Ghana is asking local bondholders to accept losses on interest payments as it restructures its debt to qualify for a loan from the International Monetary Fund.
The West African country will replace existing local-currency debt with four new bonds maturing in 2027, 2029, 2032, and 2037, Finance Minister Ken Ofori-Atta said in a Facebook video post.
“The annual coupon on all these new bonds will be set at 0% in 2023, 5% in 2024, and 10% from 2025 until maturity,” he said in the video posted late Sunday on the Ministry of Information’s page.
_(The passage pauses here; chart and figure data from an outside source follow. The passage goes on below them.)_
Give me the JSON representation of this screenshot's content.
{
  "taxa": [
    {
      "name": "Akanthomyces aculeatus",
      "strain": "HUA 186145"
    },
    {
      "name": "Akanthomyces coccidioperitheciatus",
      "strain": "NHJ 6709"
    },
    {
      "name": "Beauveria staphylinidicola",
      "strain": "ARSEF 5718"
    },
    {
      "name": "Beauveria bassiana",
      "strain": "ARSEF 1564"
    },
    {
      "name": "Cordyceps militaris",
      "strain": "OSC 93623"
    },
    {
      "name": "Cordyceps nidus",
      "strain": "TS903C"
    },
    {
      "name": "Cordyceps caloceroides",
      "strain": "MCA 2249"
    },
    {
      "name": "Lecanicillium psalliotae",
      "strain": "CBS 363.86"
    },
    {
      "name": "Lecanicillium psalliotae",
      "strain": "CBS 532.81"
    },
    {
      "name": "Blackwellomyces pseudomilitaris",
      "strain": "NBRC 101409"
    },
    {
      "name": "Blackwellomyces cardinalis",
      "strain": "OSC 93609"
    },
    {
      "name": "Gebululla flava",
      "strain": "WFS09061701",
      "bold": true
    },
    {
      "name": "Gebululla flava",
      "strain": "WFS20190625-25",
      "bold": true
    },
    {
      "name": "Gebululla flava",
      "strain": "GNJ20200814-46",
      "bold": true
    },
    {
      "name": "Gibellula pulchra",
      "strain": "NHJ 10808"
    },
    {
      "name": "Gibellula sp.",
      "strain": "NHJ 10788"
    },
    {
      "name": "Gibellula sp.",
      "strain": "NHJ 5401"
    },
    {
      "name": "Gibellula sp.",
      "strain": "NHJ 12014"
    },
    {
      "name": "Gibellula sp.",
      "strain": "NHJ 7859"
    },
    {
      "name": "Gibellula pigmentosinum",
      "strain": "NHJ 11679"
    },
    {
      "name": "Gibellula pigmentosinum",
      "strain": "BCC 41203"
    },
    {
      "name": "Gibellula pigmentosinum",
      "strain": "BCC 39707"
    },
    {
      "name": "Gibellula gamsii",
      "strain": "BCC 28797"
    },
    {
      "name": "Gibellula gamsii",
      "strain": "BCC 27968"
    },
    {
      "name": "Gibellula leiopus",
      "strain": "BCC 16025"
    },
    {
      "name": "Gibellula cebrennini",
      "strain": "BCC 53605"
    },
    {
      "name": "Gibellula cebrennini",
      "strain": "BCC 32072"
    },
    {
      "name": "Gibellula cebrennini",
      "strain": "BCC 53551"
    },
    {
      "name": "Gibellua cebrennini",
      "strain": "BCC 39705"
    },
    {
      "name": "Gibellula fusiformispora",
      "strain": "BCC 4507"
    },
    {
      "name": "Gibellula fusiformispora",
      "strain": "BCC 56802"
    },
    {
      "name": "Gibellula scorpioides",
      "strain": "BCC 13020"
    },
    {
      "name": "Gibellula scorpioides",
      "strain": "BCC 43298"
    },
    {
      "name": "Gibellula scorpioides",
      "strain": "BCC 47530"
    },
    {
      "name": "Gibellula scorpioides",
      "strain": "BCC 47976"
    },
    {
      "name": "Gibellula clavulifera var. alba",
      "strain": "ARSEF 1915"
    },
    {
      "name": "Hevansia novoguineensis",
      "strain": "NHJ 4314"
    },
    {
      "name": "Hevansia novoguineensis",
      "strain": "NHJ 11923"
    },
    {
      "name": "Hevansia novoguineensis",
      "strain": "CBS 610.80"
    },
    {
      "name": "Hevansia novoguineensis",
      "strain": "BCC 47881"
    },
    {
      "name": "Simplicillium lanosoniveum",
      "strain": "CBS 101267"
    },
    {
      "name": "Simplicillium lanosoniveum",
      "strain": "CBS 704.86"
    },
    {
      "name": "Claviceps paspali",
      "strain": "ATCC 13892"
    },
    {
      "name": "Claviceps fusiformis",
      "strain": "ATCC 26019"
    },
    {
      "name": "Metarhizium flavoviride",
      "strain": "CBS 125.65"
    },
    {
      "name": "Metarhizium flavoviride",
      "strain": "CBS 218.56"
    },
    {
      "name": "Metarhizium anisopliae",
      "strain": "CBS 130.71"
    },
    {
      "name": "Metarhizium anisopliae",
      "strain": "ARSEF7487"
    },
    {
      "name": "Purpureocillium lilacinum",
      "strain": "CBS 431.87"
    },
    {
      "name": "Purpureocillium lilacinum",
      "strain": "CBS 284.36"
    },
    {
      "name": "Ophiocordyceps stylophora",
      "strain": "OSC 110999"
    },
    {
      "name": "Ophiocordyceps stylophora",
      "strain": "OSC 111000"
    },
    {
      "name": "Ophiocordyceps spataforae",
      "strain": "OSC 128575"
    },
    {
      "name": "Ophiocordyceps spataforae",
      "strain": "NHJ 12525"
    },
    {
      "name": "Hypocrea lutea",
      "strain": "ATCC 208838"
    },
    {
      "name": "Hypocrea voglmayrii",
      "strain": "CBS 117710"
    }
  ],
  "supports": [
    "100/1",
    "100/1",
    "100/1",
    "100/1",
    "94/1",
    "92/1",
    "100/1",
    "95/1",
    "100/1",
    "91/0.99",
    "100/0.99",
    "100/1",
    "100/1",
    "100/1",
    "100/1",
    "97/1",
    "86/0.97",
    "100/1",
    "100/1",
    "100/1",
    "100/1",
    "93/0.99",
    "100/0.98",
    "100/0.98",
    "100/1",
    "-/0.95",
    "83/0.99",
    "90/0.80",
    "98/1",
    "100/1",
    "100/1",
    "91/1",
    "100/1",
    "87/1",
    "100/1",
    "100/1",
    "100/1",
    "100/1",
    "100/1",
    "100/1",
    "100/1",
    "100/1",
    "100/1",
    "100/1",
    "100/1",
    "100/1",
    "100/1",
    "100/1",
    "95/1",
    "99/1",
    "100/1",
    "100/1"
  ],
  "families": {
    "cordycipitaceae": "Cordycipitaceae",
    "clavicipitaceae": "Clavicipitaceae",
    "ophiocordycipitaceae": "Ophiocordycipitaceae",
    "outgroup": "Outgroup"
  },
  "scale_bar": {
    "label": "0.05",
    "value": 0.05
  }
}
Coupon payments will be semi-annual.
“There will be no haircut on the principals of bonds,” he said on the local-debt restructuring. “External debt restructuring parameters will be presented in due course,” Ofori-Atta said.
Ghana is negotiating a $3 billion program with the IMF after being shut out of international debt markets amid a selloff of its dollar bonds that lifted yields to distressed levels. The cedi is the world’s worst-performing currency against the dollar this year, raising the cost of servicing loans.
While the world’s second-biggest cocoa producer has no dollar debt maturing until July 2023, it faces 43.5 billion cedis ($3.1 billion) in domestically-sold local-currency bonds maturing through the end of June, according to data compiled by Bloomberg. On top of that, it has $663 million coupon payments on dollar debt.
Ghanaian lenders will be the most impacted by the government’s move, as they held 32% of outstanding government bonds at the end of August, the biggest chunk among investor groups, according to data from the Central Securities Depository Ghana Ltd.
The Bank of Ghana and other financial regulators will ensure that impact is “minimized,” Ofori-Atta said. He said that the government is also putting together a financial stability fund with development partners to provide liquidity support to banks, pension funds, insurance companies, fund managers, and collective investment schemes.
Treasury bills will be excluded from the local-debt restructuring to protect small investors and individuals, according to Ofori-Atta.